Register the parachain

image

Asset Hub 🪙

This repository also contains the Asset Hub runtimes. Asset Hub is a system parachain providing an asset store for the Polkadot ecosystem.

Build & Launch a Node

To run an Asset Hub node, you will need to compile the polkadot-parachain binary:

cargo build --release --locked --bin polkadot-parachain

Once the executable is built, launch the parachain node via:

CHAIN=asset-hub-westend # or asset-hub-kusama
./target/release/polkadot-parachain --chain $CHAIN

Refer to the setup instructions to run a local network for development.

Contracts 📝

See the contracts-rococo readme for details.

Bridge-hub 📝

See the bridge-hubs readme for details.

Rococo 👑

Rococo is becoming a Community Parachain Testbed for parachain teams in the Polkadot ecosystem. It supports multiple parachains with the differentiation of long-term connections and recurring short-term connections, to see which parachains are currently connected and how long they will be connected for see here.

Rococo is an elaborate style of design and the name describes the painstaking effort that has gone into this project.

Build & Launch Rococo Collators

Collators are similar to validators in the relay chain. These nodes build the blocks that will eventually be included by the relay chain for a parachain.
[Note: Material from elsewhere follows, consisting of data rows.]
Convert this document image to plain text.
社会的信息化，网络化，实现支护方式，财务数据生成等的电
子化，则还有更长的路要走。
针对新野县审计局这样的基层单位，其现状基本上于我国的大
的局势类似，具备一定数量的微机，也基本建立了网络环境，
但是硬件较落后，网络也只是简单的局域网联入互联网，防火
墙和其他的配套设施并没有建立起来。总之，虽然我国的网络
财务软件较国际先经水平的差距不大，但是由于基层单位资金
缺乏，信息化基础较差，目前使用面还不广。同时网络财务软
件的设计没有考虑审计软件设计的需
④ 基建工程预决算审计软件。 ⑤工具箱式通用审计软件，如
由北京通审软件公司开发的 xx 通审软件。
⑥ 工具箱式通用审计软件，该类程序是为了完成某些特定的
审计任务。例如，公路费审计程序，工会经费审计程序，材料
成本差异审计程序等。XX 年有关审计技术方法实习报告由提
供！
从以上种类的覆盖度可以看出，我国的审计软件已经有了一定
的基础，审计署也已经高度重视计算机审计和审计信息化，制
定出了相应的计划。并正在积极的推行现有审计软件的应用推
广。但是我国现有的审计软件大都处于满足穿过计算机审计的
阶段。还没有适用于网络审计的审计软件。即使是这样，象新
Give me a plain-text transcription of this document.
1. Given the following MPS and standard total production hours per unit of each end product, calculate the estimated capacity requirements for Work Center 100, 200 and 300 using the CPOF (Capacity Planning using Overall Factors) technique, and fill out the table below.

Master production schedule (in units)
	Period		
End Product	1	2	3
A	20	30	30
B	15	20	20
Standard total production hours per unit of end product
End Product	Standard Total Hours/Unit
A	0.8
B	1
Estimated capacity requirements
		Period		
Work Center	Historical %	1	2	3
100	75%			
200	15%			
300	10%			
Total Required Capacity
To run a Rococo collator you will need to compile the following binary:

cargo build --release --locked --bin polkadot-parachain

Once the executable is built, launch collators for each parachain (repeat once each for chain tick, trick, track):

./target/release/polkadot-parachain --chain $CHAIN --validator

You can also build using a container.

Parachains

The network uses horizontal message passing (HRMP) to enable communication between parachains and the relay chain and, in turn, between parachains. This means that every message is sent to the relay chain, and from the relay chain to its destination parachain.